Even the people who want to sell up and move away can’t because when the potential buyers see Subsidy Sam they don’t even get out of their cars. They just speed away without a backward glance.
The tourists have stopped coming. They see Sam and ask, ‘Why did you build that huge ugly thing near your pretty village? We won’t stay here. We will spend our money in places we like the look of and that’s not here.’
Once the foreign workers who built Subsidy Sam had left, the B&Bs and guest houses stayed empty, many people lost their jobs in the tourism industry because no-one came to visit any more.
The birds were happy to see Subsidy Sam immobilised because it meant they no longer had to take their lives in their wings to feed at the nature class bird table every time they passed him when he was having one of his Edward Scissorhands on acid moments.
The caretaker was pleased because he wouldn’t have to keep sweeping up all their feathers and body bits when they misjudged it. However, all the oil that was leaking down Subsidy Sam’s leg and seeping across the playground was hard to scrub off.
The caretaker could never understand how a wind turbine so full of fossil fuels could ever be classed as clean and green.
Still, the oil was a greenish black colour – perhaps that is what people meant. He was just a simple caretaker on minimum wage struggling to pay his energy bill with all these ‘green’ levies on them. What did he know?
He had wanted to object to Subsidy Sam being built but he lived in a cottage on Lord Grabbit’s estate. It had been suggested to him that he shouldn’t object in case his home became no longer available to rent. Without his little cottage he wouldn’t have anywhere to live near where he worked, so he didn’t object.
Mr McWeasel wasn’t pleased because since Subsidy Sam’s arm had been liberated he was unable to get the juicy subsidy for any energy the turbine might have managed to produce or the very lucrative constraint payments. He got those when he was told to switch Subsidy Sam off when there was low demand for electricity, too much wind and the grid was in danger of being overloaded and plunging everyone into darkness.
Why should he care that Subsidy Sam was intermittent and unreliable and didn’t give any energy security? He got paid whatever.
Mrs McWeasel wouldn’t be pleased either as she was expecting her usual two months holiday in the Bahamas, new top of the range set of wheels and that stunning diamond necklace she had set her heart on.
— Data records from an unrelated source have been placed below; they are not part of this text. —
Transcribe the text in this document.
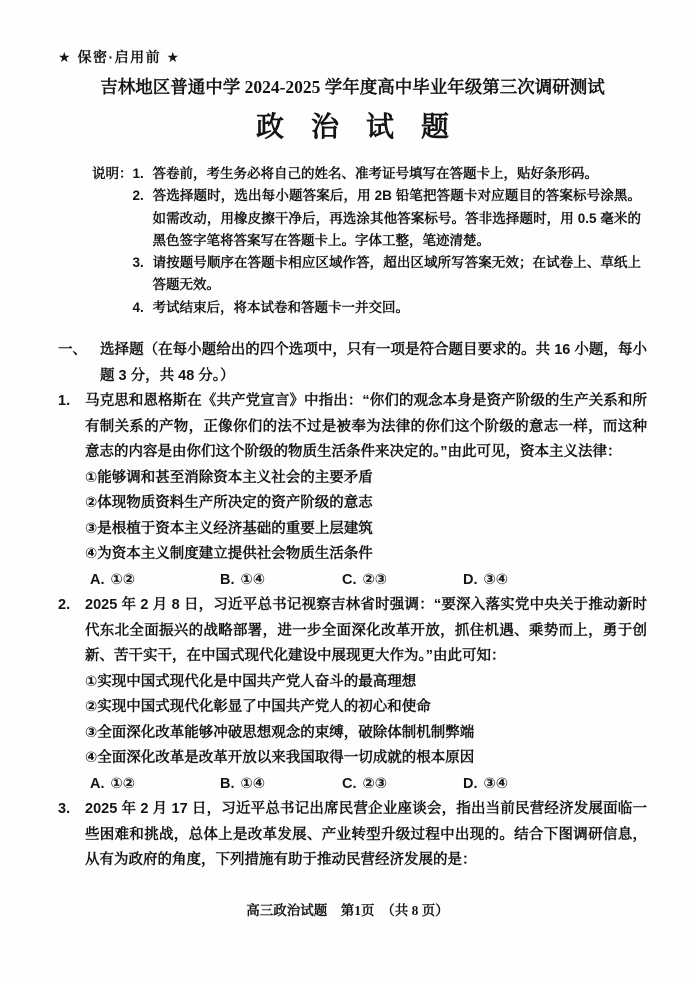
★ 保密·启用前 ★
吉林地区普通中学 2024-2025 学年度高中毕业年级第三次调研测试
政 治 试 题
说明： 1. 答卷前，考生务必将自己的姓名、准考证号填写在答题卡上，贴好条形码。
2. 答选择题时，选出每小题答案后，用 2B 铅笔把答题卡对应题目的答案标号涂黑。如需改动，用橡皮擦干净后，再选涂其他答案标号。答非选择题时，用 0.5 毫米的黑色签字笔将答案写在答题卡上。字体工整，笔迹清楚。
3. 请按题号顺序在答题卡相应区域作答，超出区域所写答案无效；在试卷上、草纸上答题无效。
4. 考试结束后，将本试卷和答题卡一并交回。
一、 选择题（在每小题给出的四个选项中，只有一项是符合题目要求的。共 16 小题，每小题 3 分，共 48 分。）
1. 马克思和恩格斯在《共产党宣言》中指出：“你们的观念本身是资产阶级的生产关系和所有制关系的产物，正像你们的法不过是被奉为法律的你们这个阶级的意志一样，而这种意志的内容是由你们这个阶级的物质生活条件来决定的。”由此可见，资本主义法律：
①能够调和甚至消除资本主义社会的主要矛盾
②体现物质资料生产所决定的资产阶级的意志
③是根植于资本主义经济基础的重要上层建筑
④为资本主义制度建立提供社会物质生活条件
A. ①②	B. ①④	C. ②③	D. ③④
2. 2025 年 2 月 8 日，习近平总书记视察吉林省时强调：“要深入落实党中央关于推动新时代东北全面振兴的战略部署，进一步全面深化改革开放，抓住机遇、乘势而上，勇于创新、苦干实干，在中国式现代化建设中展现更大作为。”由此可知：
①实现中国式现代化是中国共产党人奋斗的最高理想
②实现中国式现代化彰显了中国共产党人的初心和使命
③全面深化改革能够冲破思想观念的束缚，破除体制机制弊端
④全面深化改革是改革开放以来我国取得一切成就的根本原因
A. ①②	B. ①④	C. ②③	D. ③④
3. 2025 年 2 月 17 日，习近平总书记出席民营企业座谈会，指出当前民营经济发展面临一些困难和挑战，总体上是改革发展、产业转型升级过程中出现的。结合下图调研信息，从有为政府的角度，下列措施有助于推动民营经济发展的是：
高三政治试题　第1页　（共 8 页）
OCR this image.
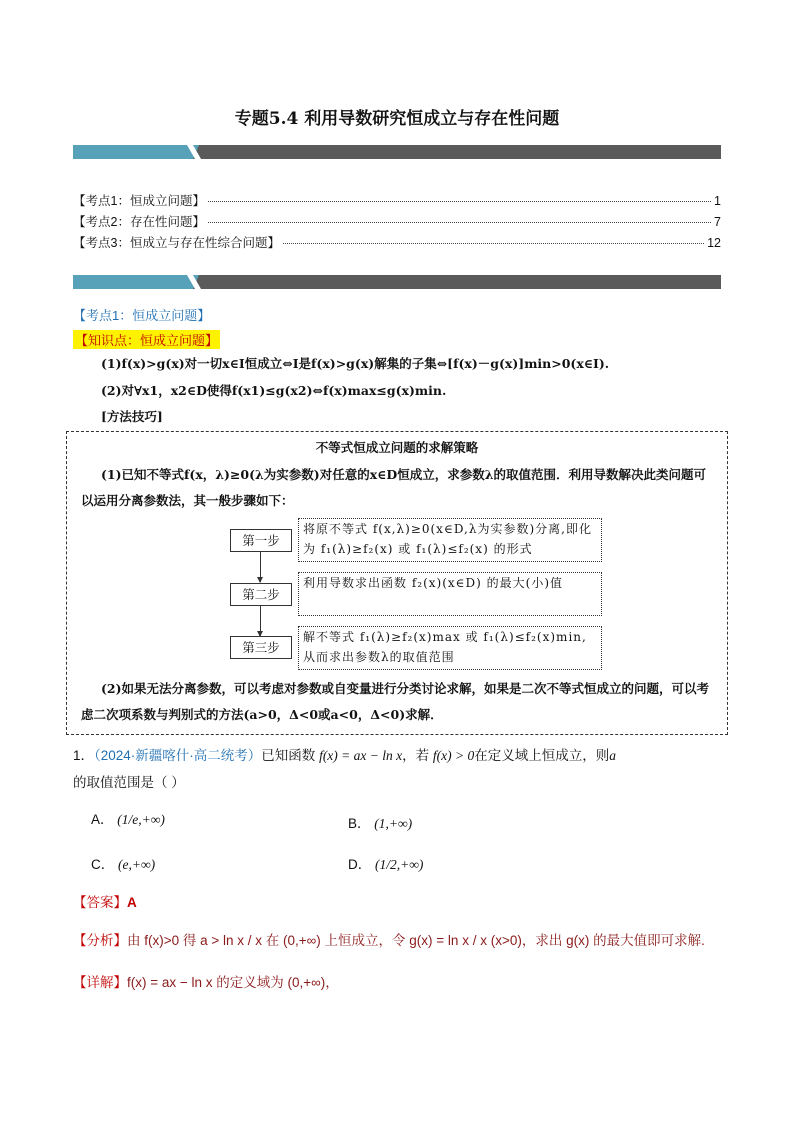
专题5.4 利用导数研究恒成立与存在性问题
【考点1：恒成立问题】	1
【考点2：存在性问题】	7
【考点3：恒成立与存在性综合问题】	12
【考点1：恒成立问题】
【知识点：恒成立问题】
(1)f(x)>g(x)对一切x∈I恒成立⇔I是f(x)>g(x)解集的子集⇔[f(x)－g(x)]min>0(x∈I).
(2)对∀x1，x2∈D使得f(x1)≤g(x2)⇔f(x)max≤g(x)min.
[方法技巧]
不等式恒成立问题的求解策略
(1)已知不等式f(x，λ)≥0(λ为实参数)对任意的x∈D恒成立，求参数λ的取值范围．利用导数解决此类问题可以运用分离参数法，其一般步骤如下：
第一步
将原不等式 f(x,λ)≥0(x∈D,λ为实参数)分离,即化为 f₁(λ)≥f₂(x) 或 f₁(λ)≤f₂(x) 的形式
第二步
利用导数求出函数 f₂(x)(x∈D) 的最大(小)值
第三步
解不等式 f₁(λ)≥f₂(x)max 或 f₁(λ)≤f₂(x)min,从而求出参数λ的取值范围
(2)如果无法分离参数，可以考虑对参数或自变量进行分类讨论求解，如果是二次不等式恒成立的问题，可以考虑二次项系数与判别式的方法(a>0，Δ<0或a<0，Δ<0)求解．
1．（2024·新疆喀什·高二统考）已知函数 f(x) = ax − ln x，若 f(x) > 0在定义域上恒成立，则a的取值范围是（ ）
A． (1/e,+∞)	B． (1,+∞)
C． (e,+∞)	D． (1/2,+∞)
【答案】A
【分析】由 f(x)>0 得 a > ln x / x 在 (0,+∞) 上恒成立，令 g(x) = ln x / x (x>0)，求出 g(x) 的最大值即可求解.
【详解】f(x) = ax − ln x 的定义域为 (0,+∞)，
Mr McWeasel would have a lot of explaining to do when he got home. After all he had guaranteed his lovely young wife a life of riches and leisure all paid for by the spoils from Subsidy Sam. It was no matter to him that fuel poverty had increased because the supplements to pay Sam’s subsidies had been added to the energy bills of everyone, even the poor, the elderly and the sick.
No matter to him either that the children and staff were in danger every day from Subsidy Sam’s flying components, that the birds were being sliced and diced, the bats were exploding, the leaking oil was polluting the school yard or that the lights were frequently going out so that the caretaker had to crank up the polluting diesel generator. None of that concerned Mr McWeasel or the politicians he had hoodwinked into believing his windy propaganda. They were so stupid even Mr McWeasel couldn’t believe he had got away with the wind con for so long.
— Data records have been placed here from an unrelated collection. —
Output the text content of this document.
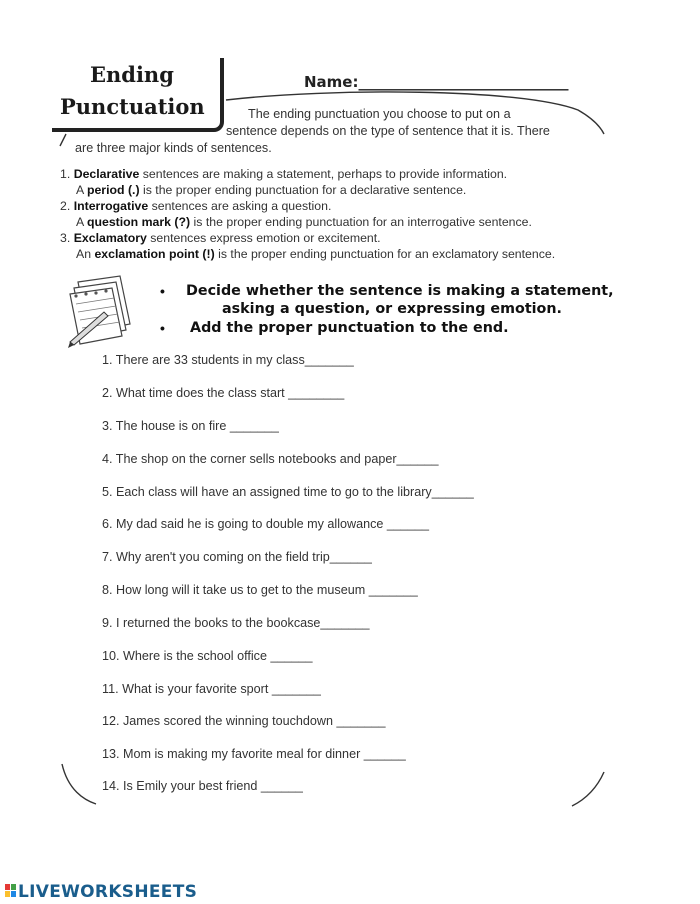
Ending
Punctuation
Name:____________________________
The ending punctuation you choose to put on a
sentence depends on the type of sentence that it is. There
are three major kinds of sentences.
1. Declarative sentences are making a statement, perhaps to provide information.
A period (.) is the proper ending punctuation for a declarative sentence.
2. Interrogative sentences are asking a question.
A question mark (?) is the proper ending punctuation for an interrogative sentence.
3. Exclamatory sentences express emotion or excitement.
An exclamation point (!) is the proper ending punctuation for an exclamatory sentence.
• Decide whether the sentence is making a statement,
asking a question, or expressing emotion.
• Add the proper punctuation to the end.
1. There are 33 students in my class_______
2. What time does the class start ________
3. The house is on fire _______
4. The shop on the corner sells notebooks and paper______
5. Each class will have an assigned time to go to the library______
6. My dad said he is going to double my allowance ______
7. Why aren't you coming on the field trip______
8. How long will it take us to get to the museum _______
9. I returned the books to the bookcase_______
10. Where is the school office ______
11. What is your favorite sport _______
12. James scored the winning touchdown _______
13. Mom is making my favorite meal for dinner ______
14. Is Emily your best friend ______
LIVEWORKSHEETS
Still, that looked like it had all come to an untimely end with Subsidy Sam now broken and useless. No more subsidies available for new Sams because that pesky government over the border had stopped filling the subsidy trough.
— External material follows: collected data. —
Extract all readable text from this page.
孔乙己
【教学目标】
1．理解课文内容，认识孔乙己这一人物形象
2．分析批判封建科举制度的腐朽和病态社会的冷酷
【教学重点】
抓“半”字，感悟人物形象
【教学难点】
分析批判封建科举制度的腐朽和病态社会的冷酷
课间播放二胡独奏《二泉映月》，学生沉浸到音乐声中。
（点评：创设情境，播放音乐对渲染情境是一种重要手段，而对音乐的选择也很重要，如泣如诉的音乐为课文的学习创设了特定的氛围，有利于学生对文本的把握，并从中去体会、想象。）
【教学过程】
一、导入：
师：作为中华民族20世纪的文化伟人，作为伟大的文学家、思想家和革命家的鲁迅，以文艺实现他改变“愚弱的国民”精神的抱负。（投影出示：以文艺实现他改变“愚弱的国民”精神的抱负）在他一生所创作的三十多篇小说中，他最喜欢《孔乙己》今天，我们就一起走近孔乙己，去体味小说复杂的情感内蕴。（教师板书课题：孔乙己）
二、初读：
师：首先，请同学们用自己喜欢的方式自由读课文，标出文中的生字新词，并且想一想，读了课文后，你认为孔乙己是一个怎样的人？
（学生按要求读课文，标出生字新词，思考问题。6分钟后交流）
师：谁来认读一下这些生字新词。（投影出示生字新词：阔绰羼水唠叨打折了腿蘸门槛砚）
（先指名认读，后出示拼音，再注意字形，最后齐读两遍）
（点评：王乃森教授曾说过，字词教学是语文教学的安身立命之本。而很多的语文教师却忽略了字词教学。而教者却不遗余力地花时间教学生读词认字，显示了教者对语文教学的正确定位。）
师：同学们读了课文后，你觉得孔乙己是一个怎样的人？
‘Ah well,’ sighed Mr McWeasel. It was time to move onto other things. He had heard that there were good returns and subsidies operating banks of noisy toxic fume-belching diesel generators now. All needed because the politicians had over-deployed on the weather-dependent subsidy suckers and under-deployed on reliable generation. He would need to speak to Lord Grabbit and see if he could build them where Sam was, near the school.
Mrs McWeasel would still get her holiday, her new car and her diamonds. Mr McWeasel might even treat himself to that yacht he had always wanted as well.
Saving the planet was no longer a priority – was it ever, Mr McWeasel?